Solve: Fraction Division with Negative 5 Cubed in Denominator (10/(-5)³)

Note that:

a.

$10=5\cdot2$

Recall the law of exponents for a multiplication operating inside of parentheses:

$(a\cdot b)^n=a^n\cdot b^n$

According to this, we obtain the following:

$(-5)^3=(-1\cdot5)^3=(-1)^3\cdot5^3=-1\cdot5^3=-5^3$

We want to use the knowledge in 'a' in order to obtain terms with identical bases in both the numerator and denominator,

Let's return to the problem and apply the knowledge obtained from both 'a' and 'b':

$\frac{10}{(-5)^3}=\frac{2\cdot5}{-5^3}=\frac{2}{-1}\cdot\frac{5}{5^3}=-2\cdot\frac{5}{5^3}$

In the first stage we used 'a' in the numerator and 'b' in the fraction's denominator. In the next stage we presented the fraction as a multiplication of fractions according to the rule for multiplying fractions, then we proceeded to simplify the first fraction in the multiplication.

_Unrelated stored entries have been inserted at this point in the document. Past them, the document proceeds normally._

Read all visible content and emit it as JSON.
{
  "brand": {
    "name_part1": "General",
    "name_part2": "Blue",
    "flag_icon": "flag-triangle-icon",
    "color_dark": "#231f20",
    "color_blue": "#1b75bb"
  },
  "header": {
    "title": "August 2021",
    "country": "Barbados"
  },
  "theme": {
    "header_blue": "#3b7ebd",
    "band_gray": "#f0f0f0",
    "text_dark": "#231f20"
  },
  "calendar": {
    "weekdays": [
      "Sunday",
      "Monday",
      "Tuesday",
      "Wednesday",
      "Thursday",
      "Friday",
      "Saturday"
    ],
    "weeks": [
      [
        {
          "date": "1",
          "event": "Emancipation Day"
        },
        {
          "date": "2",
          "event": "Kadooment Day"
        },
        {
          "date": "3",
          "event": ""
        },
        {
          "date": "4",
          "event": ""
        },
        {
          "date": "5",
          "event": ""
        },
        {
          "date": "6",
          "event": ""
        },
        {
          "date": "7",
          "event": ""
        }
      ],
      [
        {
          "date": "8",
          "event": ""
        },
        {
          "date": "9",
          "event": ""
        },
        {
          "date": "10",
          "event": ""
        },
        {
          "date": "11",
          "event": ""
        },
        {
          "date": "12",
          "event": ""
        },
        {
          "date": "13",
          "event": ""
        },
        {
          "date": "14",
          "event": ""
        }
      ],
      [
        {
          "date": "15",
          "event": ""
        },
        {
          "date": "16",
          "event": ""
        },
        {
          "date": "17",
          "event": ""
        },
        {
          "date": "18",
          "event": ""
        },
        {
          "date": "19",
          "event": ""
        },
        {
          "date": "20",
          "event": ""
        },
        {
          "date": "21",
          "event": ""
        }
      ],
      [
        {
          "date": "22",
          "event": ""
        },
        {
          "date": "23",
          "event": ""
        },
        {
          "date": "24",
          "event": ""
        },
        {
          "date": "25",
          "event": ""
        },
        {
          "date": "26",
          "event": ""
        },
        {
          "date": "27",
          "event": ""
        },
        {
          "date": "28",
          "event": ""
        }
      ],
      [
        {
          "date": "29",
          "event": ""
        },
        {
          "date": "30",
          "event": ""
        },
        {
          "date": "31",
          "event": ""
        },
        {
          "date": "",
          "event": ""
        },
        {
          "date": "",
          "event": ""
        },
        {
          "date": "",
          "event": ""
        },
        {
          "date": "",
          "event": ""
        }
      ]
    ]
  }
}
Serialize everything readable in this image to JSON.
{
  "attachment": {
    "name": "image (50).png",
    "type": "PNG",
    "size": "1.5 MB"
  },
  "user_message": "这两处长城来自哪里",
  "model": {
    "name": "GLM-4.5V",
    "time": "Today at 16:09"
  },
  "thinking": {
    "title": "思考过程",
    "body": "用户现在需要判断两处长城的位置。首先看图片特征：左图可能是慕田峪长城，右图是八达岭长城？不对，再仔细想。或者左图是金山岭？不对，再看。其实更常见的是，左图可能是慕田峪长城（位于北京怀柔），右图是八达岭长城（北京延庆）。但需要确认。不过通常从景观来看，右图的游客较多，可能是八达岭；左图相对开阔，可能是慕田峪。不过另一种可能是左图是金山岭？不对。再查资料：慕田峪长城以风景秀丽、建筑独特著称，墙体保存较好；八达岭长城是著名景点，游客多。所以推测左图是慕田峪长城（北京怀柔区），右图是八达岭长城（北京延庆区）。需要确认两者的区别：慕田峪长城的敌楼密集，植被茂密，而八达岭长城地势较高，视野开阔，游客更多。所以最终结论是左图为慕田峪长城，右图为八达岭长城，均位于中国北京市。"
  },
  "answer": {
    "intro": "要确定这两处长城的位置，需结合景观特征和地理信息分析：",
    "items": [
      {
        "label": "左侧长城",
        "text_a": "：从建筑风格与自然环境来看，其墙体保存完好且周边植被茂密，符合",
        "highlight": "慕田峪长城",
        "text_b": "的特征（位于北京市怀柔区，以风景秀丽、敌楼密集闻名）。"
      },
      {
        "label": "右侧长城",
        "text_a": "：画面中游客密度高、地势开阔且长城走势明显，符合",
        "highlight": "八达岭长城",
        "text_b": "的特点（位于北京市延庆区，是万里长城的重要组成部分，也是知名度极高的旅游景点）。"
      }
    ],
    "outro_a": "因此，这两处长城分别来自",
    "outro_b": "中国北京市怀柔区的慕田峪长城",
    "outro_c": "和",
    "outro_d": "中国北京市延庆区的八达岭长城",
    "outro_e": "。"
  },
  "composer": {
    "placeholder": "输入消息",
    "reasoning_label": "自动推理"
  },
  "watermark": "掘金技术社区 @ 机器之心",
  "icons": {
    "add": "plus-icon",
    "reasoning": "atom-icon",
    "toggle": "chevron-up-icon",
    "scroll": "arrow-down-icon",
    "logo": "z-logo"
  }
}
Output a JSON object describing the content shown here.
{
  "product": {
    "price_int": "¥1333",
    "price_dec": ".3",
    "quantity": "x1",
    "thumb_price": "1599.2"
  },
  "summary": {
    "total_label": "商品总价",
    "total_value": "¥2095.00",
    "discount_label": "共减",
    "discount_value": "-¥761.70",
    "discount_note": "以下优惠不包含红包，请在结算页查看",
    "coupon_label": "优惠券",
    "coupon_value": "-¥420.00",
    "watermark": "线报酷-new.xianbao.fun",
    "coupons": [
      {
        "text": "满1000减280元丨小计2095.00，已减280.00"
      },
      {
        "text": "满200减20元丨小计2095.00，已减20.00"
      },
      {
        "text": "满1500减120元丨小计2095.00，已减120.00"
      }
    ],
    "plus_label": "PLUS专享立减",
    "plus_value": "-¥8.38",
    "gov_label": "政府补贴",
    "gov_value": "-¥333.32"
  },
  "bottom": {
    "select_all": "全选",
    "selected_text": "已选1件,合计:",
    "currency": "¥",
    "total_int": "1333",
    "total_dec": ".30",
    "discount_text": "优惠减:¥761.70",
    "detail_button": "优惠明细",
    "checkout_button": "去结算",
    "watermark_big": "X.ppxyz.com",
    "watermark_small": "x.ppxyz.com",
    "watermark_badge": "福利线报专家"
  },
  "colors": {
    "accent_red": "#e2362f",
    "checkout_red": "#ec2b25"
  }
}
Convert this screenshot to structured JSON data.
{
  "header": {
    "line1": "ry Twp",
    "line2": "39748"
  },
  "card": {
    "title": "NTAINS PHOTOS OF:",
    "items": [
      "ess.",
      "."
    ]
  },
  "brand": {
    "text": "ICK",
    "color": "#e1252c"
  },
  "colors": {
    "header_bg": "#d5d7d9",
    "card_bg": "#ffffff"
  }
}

Now we'll apply the law of exponents for division between terms with identical bases:

$\frac{a^m}{a^n}=a^{m-n}$

Apply this law to the expression as shown below:

$-2\cdot\frac{5}{5^3}=-2\cdot5^{1-3}=-2\cdot5^{-2}$

In the first stage we applied this law to the fraction in the multiplication and then proceeded to simplify the expression that we obtained,

Let's summarize the various steps of the solution:

$\frac{10}{(-5)^3} =-2\cdot\frac{5}{5^3} =-2\cdot5^{-2}$

Therefore, the correct answer is answer b.